A 2020 women’s leadership study from LeanIn.org and McKinsey & Co. found that American women held less than 40% of corporate management positions, and women continue to fight underrepresentation when it comes to board positions and CEO roles. They also face gender bias, harassment, and opposition to their management styles. Here’s how one Sloan alumna has pushed back on those statistics and used what she’s learned along the way to help those behind her.
Heidi Zak, MBA ’07, co-founder and co-CEO ThirdLove
Can you give an example of a time you’ve experienced or witnessed gender bias? How did it affect you professionally? What impact did it have on your job?
Raising money as a female founder is difficult. It’s challenging for anyone to get funding for a startup, but as a woman in a male-dominated industry, there’s an added degree of difficulty. I can still remember one particular pitch while raising money for ThirdLove. I show up to this meeting with my husband Dave, who also happens to be my co-founder. We give our pitch and feel pretty confident. Then, at the end of the meeting, the guy gets up and says “Sorry, but we only invest in businesses we understand.” Just a quick reminder that we make women’s underwear.
Certain industries are as male-dominated as ever. Where do you see progress in your own professional experience and how can we scale that throughout your industry?
There’s certainly more of a focus on gender balance and diversity across the board than there used to be. And that means female CEOs have the opportunity to sit on panels or speak at events where they might normally just have been among the audience. A major reason for this is because female CEOs offer unique perspectives on leadership and hiring diverse talent, and they help show the path for other women in the audience to becoming a CEO as well. The more representation of female leaders across all industries, the more we can encourage women earlier in their careers to see examples that fuel their own choices and career paths.
How do you support women coming up behind you?
At ThirdLove, our executive team is 67% women. And overall, the company is about 80% women. It’s interesting because we actually think about our diversity and our culture as it applies to hiring men. We make sure it’s inclusive, that men are comfortable in the environment, and that they’re spread out in teams across the organization.
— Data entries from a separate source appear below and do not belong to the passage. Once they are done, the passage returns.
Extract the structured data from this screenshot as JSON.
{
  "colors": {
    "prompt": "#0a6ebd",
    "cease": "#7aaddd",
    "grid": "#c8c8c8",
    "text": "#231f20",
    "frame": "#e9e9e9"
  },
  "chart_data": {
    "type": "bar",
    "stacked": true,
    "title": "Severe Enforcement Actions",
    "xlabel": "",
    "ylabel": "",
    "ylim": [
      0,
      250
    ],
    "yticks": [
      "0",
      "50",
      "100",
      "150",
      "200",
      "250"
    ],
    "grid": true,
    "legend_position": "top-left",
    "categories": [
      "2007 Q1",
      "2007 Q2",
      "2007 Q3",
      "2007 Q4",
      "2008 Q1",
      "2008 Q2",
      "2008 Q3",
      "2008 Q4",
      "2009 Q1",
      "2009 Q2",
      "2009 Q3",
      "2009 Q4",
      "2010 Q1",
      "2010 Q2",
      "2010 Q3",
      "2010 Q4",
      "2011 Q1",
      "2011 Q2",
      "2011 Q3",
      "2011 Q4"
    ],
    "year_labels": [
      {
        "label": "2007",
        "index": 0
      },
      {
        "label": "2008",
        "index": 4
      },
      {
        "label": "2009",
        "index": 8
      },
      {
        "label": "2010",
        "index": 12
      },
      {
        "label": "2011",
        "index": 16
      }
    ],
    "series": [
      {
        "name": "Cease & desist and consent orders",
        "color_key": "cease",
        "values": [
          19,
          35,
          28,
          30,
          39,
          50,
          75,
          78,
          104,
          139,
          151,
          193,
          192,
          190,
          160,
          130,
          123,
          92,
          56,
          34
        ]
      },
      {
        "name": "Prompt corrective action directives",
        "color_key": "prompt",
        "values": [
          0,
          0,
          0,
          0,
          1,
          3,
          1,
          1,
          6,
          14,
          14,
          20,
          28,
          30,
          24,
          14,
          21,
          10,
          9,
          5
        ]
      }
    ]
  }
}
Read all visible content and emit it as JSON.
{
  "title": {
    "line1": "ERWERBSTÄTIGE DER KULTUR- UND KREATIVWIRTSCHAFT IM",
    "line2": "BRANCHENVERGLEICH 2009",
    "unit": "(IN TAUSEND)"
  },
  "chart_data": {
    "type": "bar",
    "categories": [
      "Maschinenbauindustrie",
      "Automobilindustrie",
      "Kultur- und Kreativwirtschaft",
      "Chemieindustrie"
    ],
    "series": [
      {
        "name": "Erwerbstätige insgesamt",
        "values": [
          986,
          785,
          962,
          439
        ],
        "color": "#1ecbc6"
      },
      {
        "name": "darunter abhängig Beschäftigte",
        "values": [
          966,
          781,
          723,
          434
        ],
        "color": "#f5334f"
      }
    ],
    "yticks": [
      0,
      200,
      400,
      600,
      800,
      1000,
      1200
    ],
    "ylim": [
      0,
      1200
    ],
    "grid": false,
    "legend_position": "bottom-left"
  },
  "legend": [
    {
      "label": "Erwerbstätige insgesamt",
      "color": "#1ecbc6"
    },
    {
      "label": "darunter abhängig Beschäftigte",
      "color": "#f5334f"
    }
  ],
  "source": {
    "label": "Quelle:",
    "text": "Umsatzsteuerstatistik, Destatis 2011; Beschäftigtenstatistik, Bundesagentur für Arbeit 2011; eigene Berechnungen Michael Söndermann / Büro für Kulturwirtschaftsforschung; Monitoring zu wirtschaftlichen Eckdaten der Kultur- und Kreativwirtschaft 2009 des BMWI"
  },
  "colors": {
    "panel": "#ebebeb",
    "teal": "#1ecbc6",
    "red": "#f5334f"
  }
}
I’ve come to realize that I personally wouldn’t have this opportunity to lead ThirdLove if it weren’t for the fearless female founders before me. That’s why I started angel investing in other female-founded companies a few years back, and I’m proud to be an investor in nine early-stage startups.
After I graduated from college, I was working as an investment banking analyst in New York. My manager was another young woman, Lisa, in her late 20s at the time. She wrote one of my recommendations for business school and helped me make some big decisions in my career and personal life, including encouraging me to get pregnant while in the early stages of building ThirdLove.
What is the most difficult lesson you’ve learned in your professional life? In what unexpected ways did you grow from it?
During my professional life at ThirdLove, I’ve learned quite a few lessons. For example, when we first started manufacturing, we took on way too much with an overly ambitious made-on-demand line. It backfired, and right before we were going to run out of money and lose it all, we totally changed our supply chain and manufacturing line based upon what we had learned. Today we produce hundreds of thousands of bras a month. So the lowest moment in my career proved to be the most meaningful, and allowed us to grow and scale.